Tooth and snail
At the recent Slow Food biennial convention in Turin, Italy, I joined food lovers from around the world as they perused a vast indoor market stocked with some of the tastiest morsels to be coaxed from the land anywhere. Samples were flowing in the great hall, dubbed the Salone del Gusto (Salon of Taste). Rows of stalls filled the 324,000-square-foot exhibition space, offering delicacies like prosciutto from acorn-fed pigs, bread baked on maple leaves, blue-tinged Persian salt, brewed beans gathered from the wild coffee forests of Ethiopia, Sicilian spleen sandwiches, and countless other gastronomic treasures.
A foodie encounter of a different sort was taking place in the building next door. There, 6,400 farmers, fishermen, cooks, food activists, teachers and students from 161 countries were engaged in three days of intense dialog. This was the other half of the Slow Food convention, called Terra Madre, Italian for “Mother Earth.”
In addition to talking shop on a variety of issues related to food production, Terra Madre participants gave presentations to their colleagues on many subjects. One, on the importance of the moringa tree in Kenya, might not seem relevant to, say, the Amazonian Guarani tribal members in attendance. But the Guarani’s Juçara tree, which produces palm hearts and açaí, fills a similarly central role in their culture and faces analogous threats from environmental destruction. Other presentations covered topics like sustainable seafood, seed patents, and farming in arid climates.
Slow Food began in 1986 when Carlo Petrini, a journalist, staged a protest against a McDonald’s on the Spanish Steps of Rome. Since then, the movement has turned into an organization that’s been through many transformations, and is currently working to shed its image as a pleasure-based club of a privileged few.

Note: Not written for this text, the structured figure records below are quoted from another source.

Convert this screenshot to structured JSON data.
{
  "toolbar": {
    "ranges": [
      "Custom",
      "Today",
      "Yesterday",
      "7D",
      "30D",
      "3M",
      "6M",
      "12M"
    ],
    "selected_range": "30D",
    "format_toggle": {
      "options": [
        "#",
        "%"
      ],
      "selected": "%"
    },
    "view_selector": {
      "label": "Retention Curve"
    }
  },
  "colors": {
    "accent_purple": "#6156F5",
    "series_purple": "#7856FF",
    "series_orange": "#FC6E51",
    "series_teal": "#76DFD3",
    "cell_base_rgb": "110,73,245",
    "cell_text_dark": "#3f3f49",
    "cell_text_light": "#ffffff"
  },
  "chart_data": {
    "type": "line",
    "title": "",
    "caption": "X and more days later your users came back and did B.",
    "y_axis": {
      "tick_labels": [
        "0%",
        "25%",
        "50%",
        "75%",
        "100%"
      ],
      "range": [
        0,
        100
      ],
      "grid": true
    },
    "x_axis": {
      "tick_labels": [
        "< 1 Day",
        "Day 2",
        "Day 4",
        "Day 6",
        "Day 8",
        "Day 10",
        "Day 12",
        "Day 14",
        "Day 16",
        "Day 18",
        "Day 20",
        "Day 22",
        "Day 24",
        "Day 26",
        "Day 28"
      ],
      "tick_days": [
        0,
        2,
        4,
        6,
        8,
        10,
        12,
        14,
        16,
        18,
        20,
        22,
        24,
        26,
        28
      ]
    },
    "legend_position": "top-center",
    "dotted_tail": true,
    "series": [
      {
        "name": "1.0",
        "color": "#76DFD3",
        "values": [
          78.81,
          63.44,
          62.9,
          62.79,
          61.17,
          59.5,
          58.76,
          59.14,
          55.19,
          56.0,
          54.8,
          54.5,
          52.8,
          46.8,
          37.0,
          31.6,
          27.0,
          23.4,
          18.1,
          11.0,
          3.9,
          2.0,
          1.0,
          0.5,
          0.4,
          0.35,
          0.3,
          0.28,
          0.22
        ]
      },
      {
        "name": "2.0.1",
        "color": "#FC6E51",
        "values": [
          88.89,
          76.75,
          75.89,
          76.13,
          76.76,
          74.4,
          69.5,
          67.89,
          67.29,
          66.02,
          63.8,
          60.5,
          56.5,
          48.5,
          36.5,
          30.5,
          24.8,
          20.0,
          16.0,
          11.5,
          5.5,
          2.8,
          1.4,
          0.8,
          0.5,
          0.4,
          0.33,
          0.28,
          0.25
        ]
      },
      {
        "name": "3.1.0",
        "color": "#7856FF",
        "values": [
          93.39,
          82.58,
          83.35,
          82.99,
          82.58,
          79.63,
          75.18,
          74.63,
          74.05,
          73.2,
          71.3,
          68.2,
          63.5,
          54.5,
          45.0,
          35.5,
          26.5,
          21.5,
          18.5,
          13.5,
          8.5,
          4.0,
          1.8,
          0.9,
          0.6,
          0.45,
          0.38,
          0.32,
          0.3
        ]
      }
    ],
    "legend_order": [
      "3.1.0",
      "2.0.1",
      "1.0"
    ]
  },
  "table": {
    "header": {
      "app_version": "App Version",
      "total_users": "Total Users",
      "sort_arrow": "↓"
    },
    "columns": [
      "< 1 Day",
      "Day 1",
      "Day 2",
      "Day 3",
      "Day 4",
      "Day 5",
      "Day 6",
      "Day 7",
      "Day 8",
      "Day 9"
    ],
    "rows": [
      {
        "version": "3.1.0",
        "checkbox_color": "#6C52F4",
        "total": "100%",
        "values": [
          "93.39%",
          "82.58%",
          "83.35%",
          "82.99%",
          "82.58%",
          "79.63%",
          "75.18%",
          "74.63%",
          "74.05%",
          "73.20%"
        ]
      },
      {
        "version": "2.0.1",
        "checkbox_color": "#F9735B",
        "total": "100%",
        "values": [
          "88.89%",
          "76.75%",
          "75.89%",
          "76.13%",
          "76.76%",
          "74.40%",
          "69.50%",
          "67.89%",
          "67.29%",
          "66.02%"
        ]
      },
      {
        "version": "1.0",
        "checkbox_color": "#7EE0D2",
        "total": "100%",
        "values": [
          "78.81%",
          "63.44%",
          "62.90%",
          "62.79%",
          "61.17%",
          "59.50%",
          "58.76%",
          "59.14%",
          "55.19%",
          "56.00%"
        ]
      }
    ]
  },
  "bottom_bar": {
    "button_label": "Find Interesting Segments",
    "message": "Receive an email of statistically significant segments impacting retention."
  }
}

“I’m sick of masturbatory gourmets, people who smell a glass of Bordeaux for half an hour and speak divinely, as if they are priests, ‘Oh, it has the wonderful smell of horse sweat,’” said Petrini at a press conference during the 2008 Slow Food convention. He started Terra Madre in 2004 to help bring Slow Food in line with its mission of supporting food that’s “good, clean and fair.”
Unlike the Salone del Gusto, Terra Madre wasn’t open to the public. The participants were selected via an application process, and those chosen as delegates had their expenses paid by Slow Food.
“Terra Madre is a moment when people can realize that they’re not alone. It profoundly changes how people live their lives,” said Josh Viertel, president of Slow Food USA.
One morning, Viertel led an energetic gathering of more than 700 delegates from the United States, and the stereotypical Slow Food image of leisurely indulgence was nowhere to be found. One of the many resolutions agreed upon was that each chapter of Slow Food USA would partner with a chapter in Africa, with the first priority to do what they could to help their African counterparts grow gardens.
Viertel, invoking the pace of Slow Food’s mascot, the snail, reminded the group that “It’s only taken 60 years to screw up our food system. If it takes another 60 years to fix it, that’s OK.” Petrini spoke next, emphasizing transformation, whereby old ideas that still work can be maintained, as preferable to revolution, where the good is sometimes tossed out with the bad. Nonetheless, the revolutionary spirit in the room was palpable. There was chanting, clapping, and stomping, and the energy recalled that of other social movements.
“Food and food culture [has] become an expression of power,” said Petrini. “[It has] become a rediscovery of people’s relationship with the landscape. … We’re not just talking about food and agriculture, we’re talking about spirituality.”